Filho de militar do Exército, Carlos Gustavo Nunes da Silva nasceu em Bauru, no interior do Estado de São Paulo, mas nunca chegou a passar três anos inteiros numa mesma cidade. A mãe, geógrafa e professora, aproveitava os deslocamentos no país para aplicar seu conhecimento na prática: cada nova região ou cidade para a qual a família se mudava era um mundo de novidades a ser explorado. Nas viagens de carro, a cada novo cenário paravam para observar os tipos de vegetação, conversar sobre a influência do clima sobre aquela região, reparar na composição do solo exposta nos barrancos ao longo da estrada… “Enfim, cada lugar diferente tinha ingredientes suficientes para render uma aula de biogeografia, geologia e outras logias para os cinco alunos: meu pai, minhas duas irmãs, meu irmão e eu, o mais velho dos quatro filhos.”

Gustavo lembra que ficava extasiado com todas aquelas informações, pareciam música aos seus ouvidos. Por conta disso e outras coisas do tipo que aconteciam em casa, sonhava em ser cientista. Aos sete anos de idade, brincava com abelhas jataís no muro do jardim de casa e fazia experimentos com elas: fechava a entrada de seus ninhos e observava quanto demoravam para reabrirem sua “portinha” e como faziam isso: eram horas e horas de observação! “Cheguei a criar até Artemia salina, um crustáceo muito utilizado em ciências biológicas como organismo modelo para estudos, na época vendido como seamonkeys“, relembra o cientista.
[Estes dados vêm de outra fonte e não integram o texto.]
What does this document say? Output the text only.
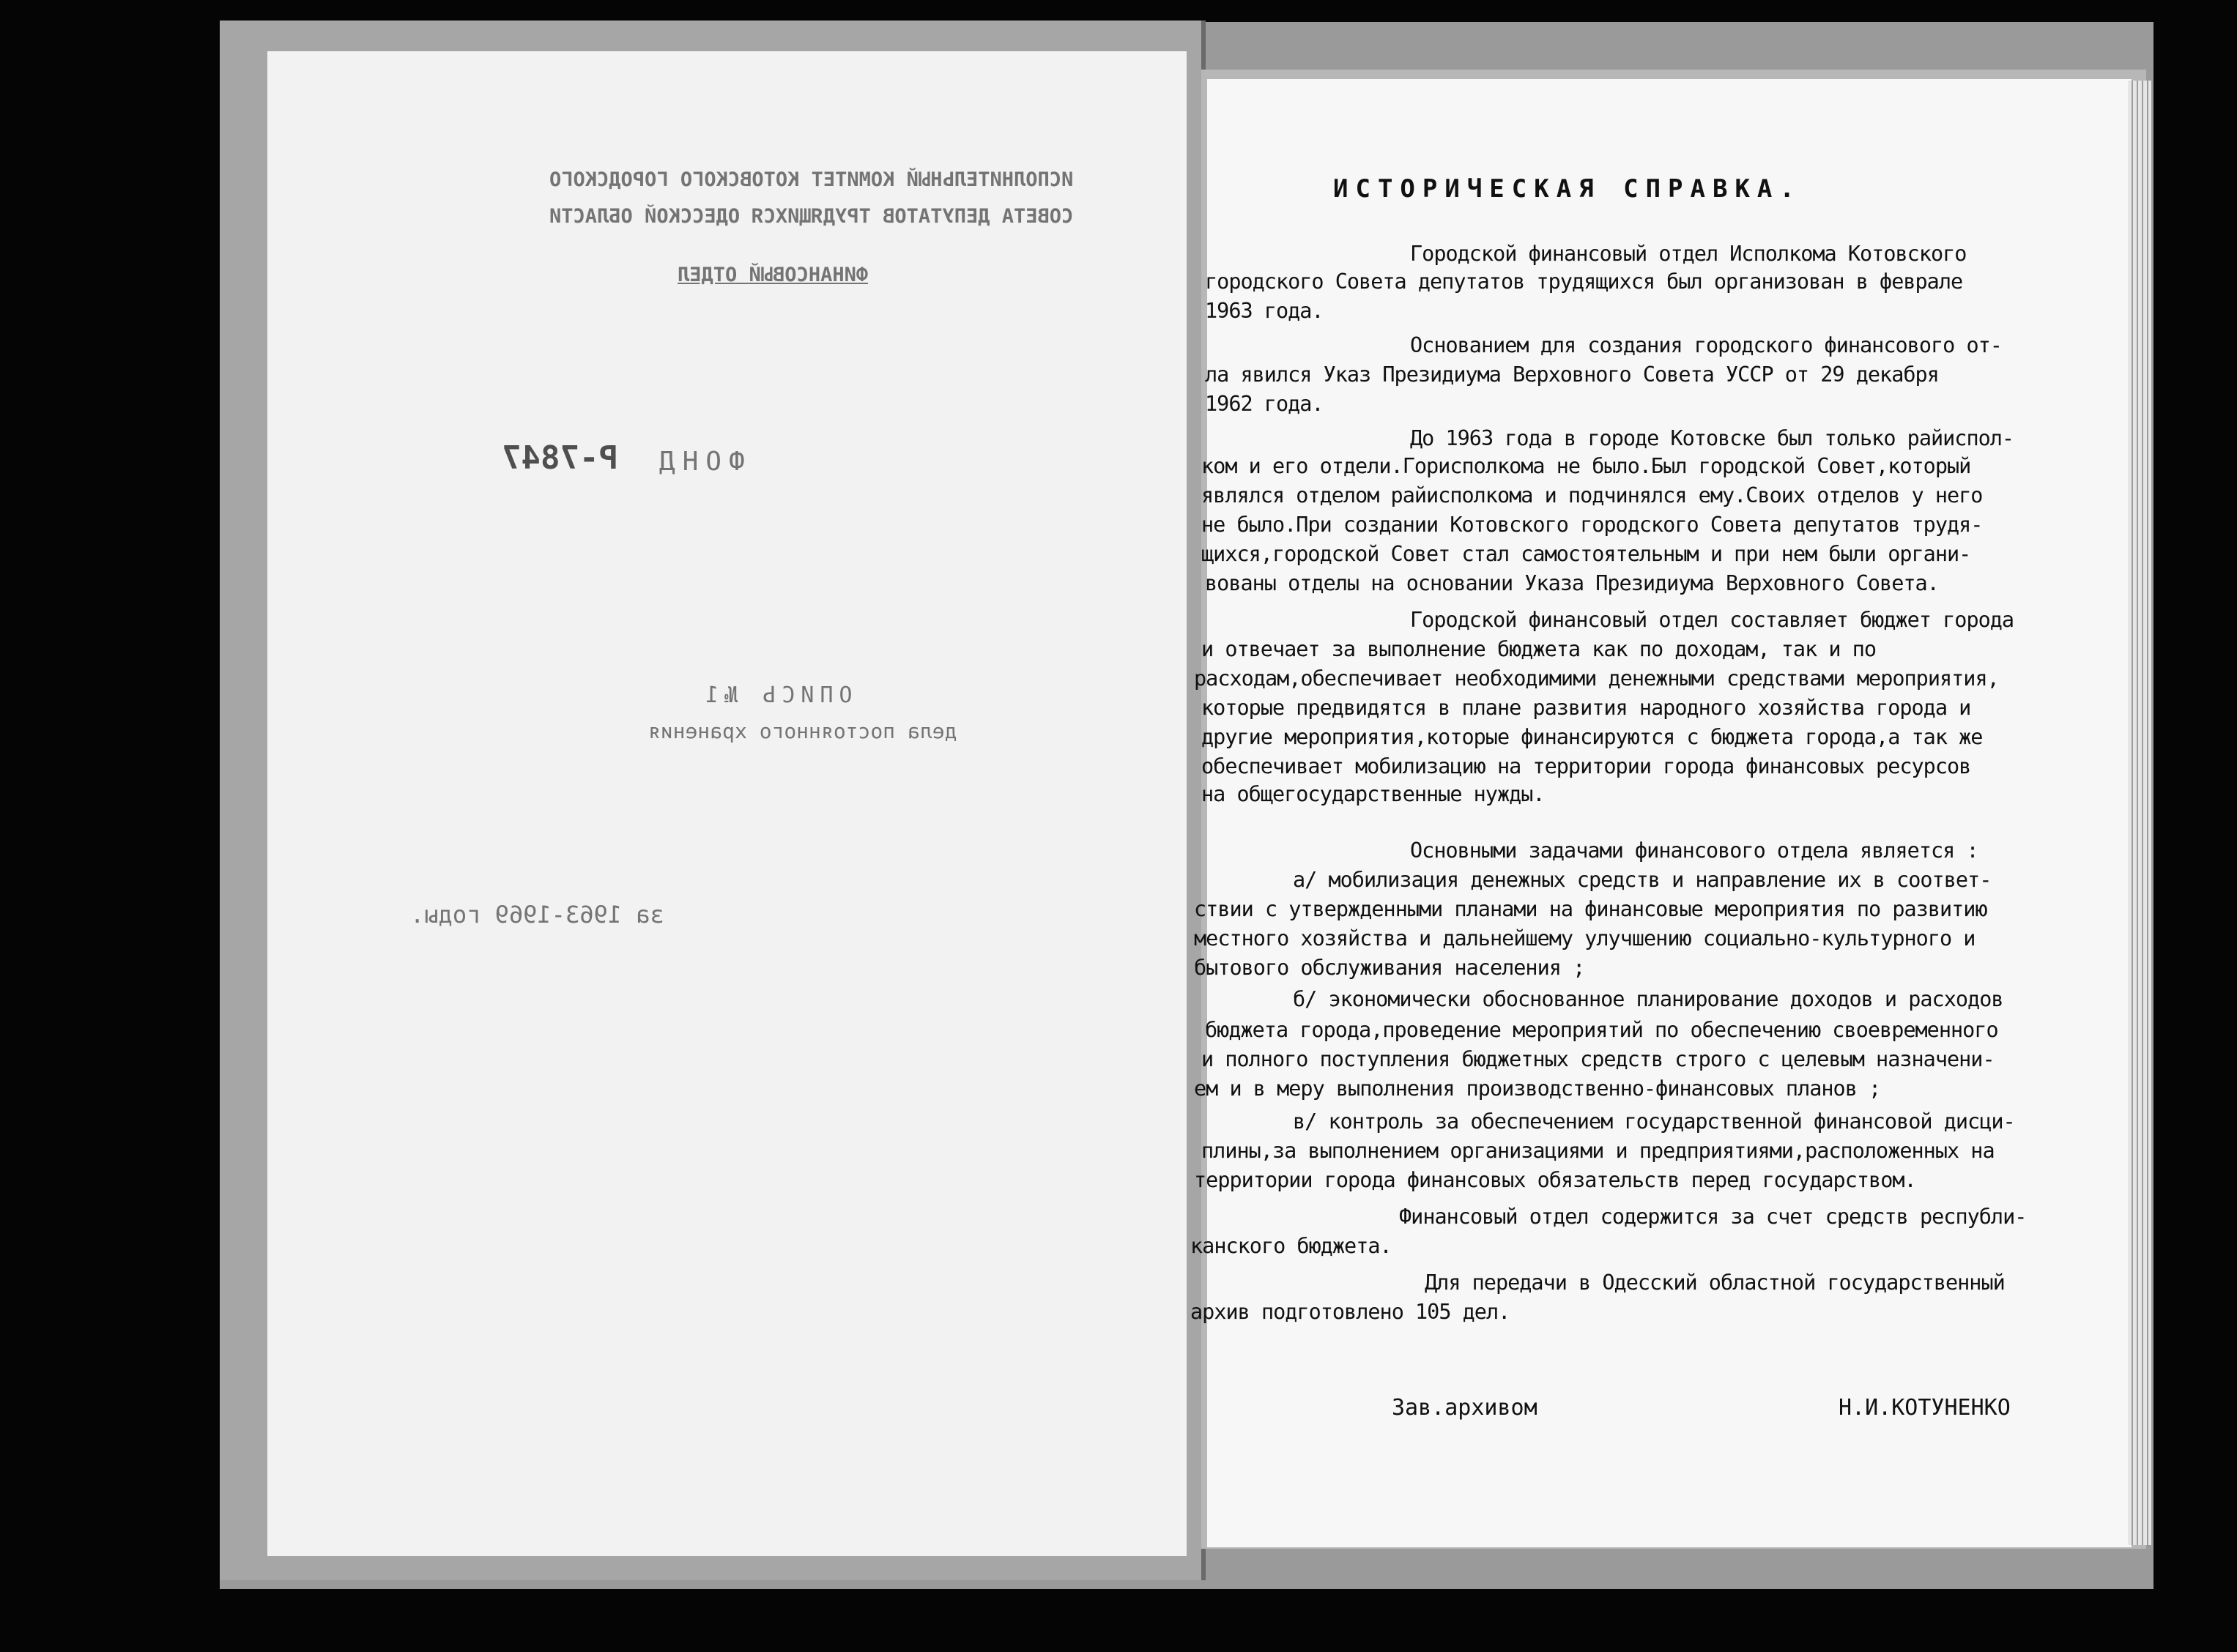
ИСПОЛНИТЕЛЬНЫЙ КОМИТЕТ КОТОВСКОГО ГОРОДСКОГО
СОВЕТА ДЕПУТАТОВ ТРУДЯЩИХСЯ ОДЕССКОЙ ОБЛАСТИ
ФИНАНСОВЫЙ ОТДЕЛ
ФОНД
Р-7847
ОПИСЬ №1
дела постоянного хранения
за 1963-1969 годы.
ИСТОРИЧЕСКАЯ СПРАВКА.
Городской финансовый отдел Исполкома Котовского
городского Совета депутатов трудящихся был организован в феврале
1963 года.
Основанием для создания городского финансового от-
ла явился Указ Президиума Верховного Совета УССР от 29 декабря
1962 года.
До 1963 года в городе Котовске был только райиспол-
ком и его отдели.Горисполкома не было.Был городской Совет,который
являлся отделом райисполкома и подчинялся ему.Своих отделов у него
не было.При создании Котовского городского Совета депутатов трудя-
щихся,городской Совет стал самостоятельным и при нем были органи-
вованы отделы на основании Указа Президиума Верховного Совета.
Городской финансовый отдел составляет бюджет города
и отвечает за выполнение бюджета как по доходам, так и по
расходам,обеспечивает необходимими денежными средствами мероприятия,
которые предвидятся в плане развития народного хозяйства города и
другие мероприятия,которые финансируются с бюджета города,а так же
обеспечивает мобилизацию на территории города финансовых ресурсов
на общегосударственные нужды.
Основными задачами финансового отдела является :
а/ мобилизация денежных средств и направление их в соответ-
ствии с утвержденными планами на финансовые мероприятия по развитию
местного хозяйства и дальнейшему улучшению социально-культурного и
бытового обслуживания населения ;
б/ экономически обоснованное планирование доходов и расходов
бюджета города,проведение мероприятий по обеспечению своевременного
и полного поступления бюджетных средств строго с целевым назначени-
ем и в меру выполнения производственно-финансовых планов ;
в/ контроль за обеспечением государственной финансовой дисци-
плины,за выполнением организациями и предприятиями,расположенных на
территории города финансовых обязательств перед государством.
Финансовый отдел содержится за счет средств республи-
канского бюджета.
Для передачи в Одесский областной государственный
архив подготовлено 105 дел.
Зав.архивом	Н.И.КОТУНЕНКО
As maiores alegrias de sua infância, portanto, eram os momentos em que o pai era transferido – ao contrário de outras crianças que sofriam por se distanciar dos amigos, Gustavo e seus irmãos aprenderam a se adaptar a novos lugares e culturas. Manaus foi um deles, e causou uma impressão das mais fortes. “Foi lá que tive as experiências mais intensas com a natureza: caminhadas na floresta, acampamentos, banhos de igarapé, rios gigantescos, botos, animais de toda a sorte, enfim, muita aventura para uma alma no começo da adolescência e sedenta em descobrir coisas novas”, relata. Depois de morar em Manaus, a família seguiu suas “andanças de cigano”. Mas Gustavo jurou a si mesmo que voltaria para aquela cidade.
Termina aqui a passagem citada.